The findings by Placke et al have immediate translational implications. Pharmacologic inhibition of their newly identified target is possible via an oral inhibitor of CDK4/CDK6 (PD-0332991; Palbociclib), which is currently being tested in clinical trials for treatment of a variety of cancers, including breast cancer9 and mantle cell lymphoma.10 Importantly, similar to the results obtained with knockdown of CDK6 by shRNAs, Placke et al found that PD-0332991 decreases the growth and increases the differentiation of MLL-rearranged AML cell lines. This substantial inhibitory effect was confirmed in primary human AML cells harboring different MLL translocations. Finally, the authors explored the impact of CDK6 inhibition in an in vivo transplantation model of tertiary MLL-AF9–induced AML (ie, a very aggressive and rapidly progressing model of the disease). Downregulation of CDK6 led to abrogation of the differentiation block of MLL-AF9 AML cells and to strikingly prolonged survival. These findings provide in vivo proof of concept for the leukemia-inhibitory and differentiation-inducing effects of CDK6 suppression in MLL-rearranged AML and suggest targeting of CDK6 as a novel approach in patients with this subtype of AML. Because monotherapy of MLL-rearranged AML with CDK6 inhibitors is a clinically rather unlikely scenario, further preclinical studies are warranted to assess the efficacy of CDK6 in the context of treatment with chemotherapeutic or other agents used in the treatment of AML.

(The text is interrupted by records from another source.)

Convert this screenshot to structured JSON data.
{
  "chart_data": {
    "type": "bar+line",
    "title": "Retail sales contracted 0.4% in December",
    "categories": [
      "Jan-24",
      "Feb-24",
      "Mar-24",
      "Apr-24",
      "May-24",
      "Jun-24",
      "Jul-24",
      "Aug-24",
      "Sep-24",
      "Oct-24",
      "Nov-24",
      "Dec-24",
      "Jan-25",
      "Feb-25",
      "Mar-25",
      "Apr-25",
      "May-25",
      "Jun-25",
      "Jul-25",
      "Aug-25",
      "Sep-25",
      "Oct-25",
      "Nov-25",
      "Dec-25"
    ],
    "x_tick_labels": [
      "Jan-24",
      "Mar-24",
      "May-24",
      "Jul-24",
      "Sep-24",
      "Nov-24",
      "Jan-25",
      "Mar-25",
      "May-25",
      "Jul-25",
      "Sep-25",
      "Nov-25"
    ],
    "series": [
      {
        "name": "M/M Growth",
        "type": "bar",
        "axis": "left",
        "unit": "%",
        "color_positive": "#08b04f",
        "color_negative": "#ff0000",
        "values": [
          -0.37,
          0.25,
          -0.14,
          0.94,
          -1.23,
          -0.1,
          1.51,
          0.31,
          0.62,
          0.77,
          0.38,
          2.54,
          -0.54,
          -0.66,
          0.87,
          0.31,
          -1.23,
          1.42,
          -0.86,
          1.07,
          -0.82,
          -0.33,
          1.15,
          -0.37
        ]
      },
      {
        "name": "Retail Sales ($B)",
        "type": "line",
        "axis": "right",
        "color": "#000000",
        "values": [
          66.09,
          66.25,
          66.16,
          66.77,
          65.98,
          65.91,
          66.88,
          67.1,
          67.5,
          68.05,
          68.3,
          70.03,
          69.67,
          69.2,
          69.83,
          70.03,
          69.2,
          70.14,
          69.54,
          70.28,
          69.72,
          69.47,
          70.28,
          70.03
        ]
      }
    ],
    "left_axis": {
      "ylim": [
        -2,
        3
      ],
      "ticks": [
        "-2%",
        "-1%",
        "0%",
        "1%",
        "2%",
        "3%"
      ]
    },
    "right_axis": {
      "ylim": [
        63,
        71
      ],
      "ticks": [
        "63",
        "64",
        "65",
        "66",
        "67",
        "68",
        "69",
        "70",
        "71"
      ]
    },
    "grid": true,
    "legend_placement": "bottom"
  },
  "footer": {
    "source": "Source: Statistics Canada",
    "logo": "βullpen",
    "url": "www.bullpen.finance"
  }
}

In summary, through a series of highly complementary approaches comprising shRNA-mediated and pharmacological inhibition, mouse and human systems, and different in vitro and preclinical in vivo models, the work by Placke et al establishes a critical role of CDK6 in MLL-rearranged AML. Of note, this study highlights the potential of functional genetic approaches to uncover important pathomechanisms in leukemia that may evade detection by other strategies, such as DNA sequencing or transcriptional profiling. The finding that inhibition of CDK6 leads to differentiation of MLL-rearranged AML cells renders it an attractive novel target and provides a strong rationale for the clinical testing of CDK6 inhibitors in MLL-rearranged AML.
Conflict of interest disclosure: The authors declare no competing financial interests.